Warten nervt. Vor allem auf den Bus zu warten nervt: Immer wenn ich überpünktlich an der Haltestelle bin, dann kommt er (zumindest gefühlt) sowieso zu spät. Und jetzt muss ich mir hier vor Langeweile die Beine in den Bauch stehen…? Nein! Warum sich nicht mal mit Design und Architektur beschäftigen und die Wartezeit so überbrücken? Mit Hannovers BUSSTOPS, die Haltestelle und Kunstobjekt in einem verkörpern, ein Kinderspiel.

Die Idee hinter den BUSSTOPS ist simpel und genial zugleich: Sie sollen „das alltägliche Warten auf Bahn und Bus nicht nur als vergeudete Zeit empfinden lassen, sondern als eine kurze Ruhe, an einem besonderen Ort, eine Offerte an die Sinne“, so beschreibt es Prof. Lothar Romain,  einer der Initiatoren des Projekts. Es bildete den letzten – und wahrscheinlich auffälligsten – Baustein der fünfjährigen Kampagne „Kunst im öffentlichen Raum“, das die Stiftung Niedersachsen 1990 ins Leben rief. Internationale Designer und Architekten wurden beauftragt, ganz besondere Wartehäuschen – oder auch Witterungsschutzdächer, wie man sie früher nannte – für Hannover zu entwerfen.

Wohl einer der ungewöhlichsten „Dachgärten“ Hannovers: Der BUSSTOP auf der Limmerstraße. (Foto: Florian Arp)

Auf das Projekt „BUSSTOPS – Zeichnungen und Modelle“ 1992 folgte zwei Jahre später schließlich „BUSSTOPS – Die Realisierung“. Die ausgefallenen Vorlagen und Modellen von Ghini, Gehry und Co. ließ der Designer Peter Ruthenberg – vielen Widrigkeiten zum Trotz – Wirklichkeit werden. „Jeder Quadratmeter öffentlichen Bodens, und will man auch der Stadt ein bleibendes Geschenk darauf aufbauen, ist mit mehreren Gesetzen und Bestimmungen beschrieben“, erklärt Lothar Romain die Schwierigkeiten der Umsetzung. „Wer sich da durchzukämpfen hat, weiß – bei aller schönen Theorie – was „Kunst im öffentlichen Raum“ bedeutet.  Entstanden sind dabei sehr unterschiedliche Wartehäuschen: Vom funktionalen BUSSTOP am Aegi, über die bepflanzte „grüne Oase“ auf der Leinaustraße bis hin zur schwarz-gelben „Lego-Haltestelle“ am Steintor. Letztere musste übergangsweise wegen der Bauarbeiten beim Projekt 10/17 weichen. Ende diesen Jahres kommt sie aber zurück – dann tatsächlich als reine Bushaltestelle.

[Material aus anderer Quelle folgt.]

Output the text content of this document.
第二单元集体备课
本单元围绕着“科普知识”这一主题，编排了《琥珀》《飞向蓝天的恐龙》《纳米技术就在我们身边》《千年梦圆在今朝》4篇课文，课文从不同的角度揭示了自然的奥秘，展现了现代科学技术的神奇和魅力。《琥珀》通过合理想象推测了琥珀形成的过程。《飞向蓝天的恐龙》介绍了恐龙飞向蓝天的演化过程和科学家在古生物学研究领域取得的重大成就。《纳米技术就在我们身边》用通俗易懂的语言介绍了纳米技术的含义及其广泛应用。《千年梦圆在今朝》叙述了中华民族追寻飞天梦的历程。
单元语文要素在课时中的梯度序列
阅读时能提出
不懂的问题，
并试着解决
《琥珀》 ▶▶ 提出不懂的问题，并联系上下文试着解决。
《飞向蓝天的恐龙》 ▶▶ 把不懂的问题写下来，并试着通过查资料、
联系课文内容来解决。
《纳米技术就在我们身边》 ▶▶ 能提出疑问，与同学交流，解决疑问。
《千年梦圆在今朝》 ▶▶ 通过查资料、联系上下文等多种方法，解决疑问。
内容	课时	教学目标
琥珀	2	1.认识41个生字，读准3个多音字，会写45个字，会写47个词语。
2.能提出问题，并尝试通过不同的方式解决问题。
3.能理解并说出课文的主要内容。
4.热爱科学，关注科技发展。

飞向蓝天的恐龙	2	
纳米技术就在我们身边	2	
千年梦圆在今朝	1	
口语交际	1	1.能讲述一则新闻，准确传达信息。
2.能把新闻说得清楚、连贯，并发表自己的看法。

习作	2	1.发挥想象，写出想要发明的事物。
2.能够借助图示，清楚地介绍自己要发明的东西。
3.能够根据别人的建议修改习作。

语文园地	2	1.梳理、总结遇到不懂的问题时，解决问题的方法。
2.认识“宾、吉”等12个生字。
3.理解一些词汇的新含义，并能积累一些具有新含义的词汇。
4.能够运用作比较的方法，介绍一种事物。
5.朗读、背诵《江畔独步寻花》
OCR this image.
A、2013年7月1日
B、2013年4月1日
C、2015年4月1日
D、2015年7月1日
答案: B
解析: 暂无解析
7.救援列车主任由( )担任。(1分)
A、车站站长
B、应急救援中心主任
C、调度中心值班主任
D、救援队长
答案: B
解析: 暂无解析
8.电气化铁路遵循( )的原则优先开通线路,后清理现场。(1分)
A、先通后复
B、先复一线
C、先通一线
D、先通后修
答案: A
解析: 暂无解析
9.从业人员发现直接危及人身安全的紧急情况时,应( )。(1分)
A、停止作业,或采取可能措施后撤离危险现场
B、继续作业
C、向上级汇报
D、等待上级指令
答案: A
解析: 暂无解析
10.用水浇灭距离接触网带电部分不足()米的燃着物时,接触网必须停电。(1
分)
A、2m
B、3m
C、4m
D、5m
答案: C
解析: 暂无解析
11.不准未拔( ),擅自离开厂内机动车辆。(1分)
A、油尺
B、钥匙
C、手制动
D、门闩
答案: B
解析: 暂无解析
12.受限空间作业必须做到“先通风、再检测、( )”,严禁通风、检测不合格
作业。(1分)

Inzwischen sind die BUSSTOPS fast 25 Jahre alt, gehören aber nach wie vor zu den Hinguckern in Hannovers Straßen. Auch im internationalen Vergleich finden sie noch immer viel Beachtung: Sechs der BUSSTOPS sind darum im gerade erschienen Bildband „Anhalten bitte!“ vertreten. Autor Jens Bey unternimmt darin „eine Reise zu den ungewöhnlichsten Haltestellen der Welt“ und bezeichnet Hannover, das in dem Buch so oft vertreten ist wie keine andere Stadt, als „World Capital of kreative Bushaltestellen“.

Die „Walfischflosse“ an der Haltestelle „Maschsee/Sprengel Museum“ ist einer der sechs BUSSTOPS, die laut Autor Jens Bey zu den ungewöhnlichsten Bushaltestellen der Welt zählen. (Foto: Florian Arp)

Und während ich am Königsworther Platz auf die Linie 100 warte, frage ich mich jetzt, was sich der Designer Ettore Sottsass dabei gedacht hat, eine Bushaltestelle als Tisch mit Tischdecke zu gestalten. Welcher Tisch hat überhaupt gelbe, gekreuzte Beine? „Hier kommt man echt auf andere Gedanken“, denke ich und merke, dass der nächste 100er inzwischen schon an mir vorbeigefahren ist. Zum Glück lässt es sich hier ja ganz gut warten.

1 Kommentar Schreibe einen Kommentar

  1. Schöner warten,
    die Busstop-Kunstwerke finde ich sehr schön. Ich hätte aber auch eine Idee beizutragen, die in diesem Sommer sicher ganz gut ankäme: Eine Bushaltestelle mit einem ausreichend großen schattigen Dach, dass aber mit Lamellen ausgestattet ist, die das Dach im Winter und bei bewölktem Himmel nach oben durchsichtig machen, ohne dass es reinregnet. Zum Beispiel ein Glasdach mit Lamellen drunter. Und gleichzeitig Solarzellen auf dem Dach, die einen großen Ventilator antreiben, der die wartenden Fahrgästen mit einem kühlen Luftstrom vor dem Hitze-Infarkt retten. Wenn schon keine klimatisierten Busse, dann wenigstens erfrischende Haltestellen!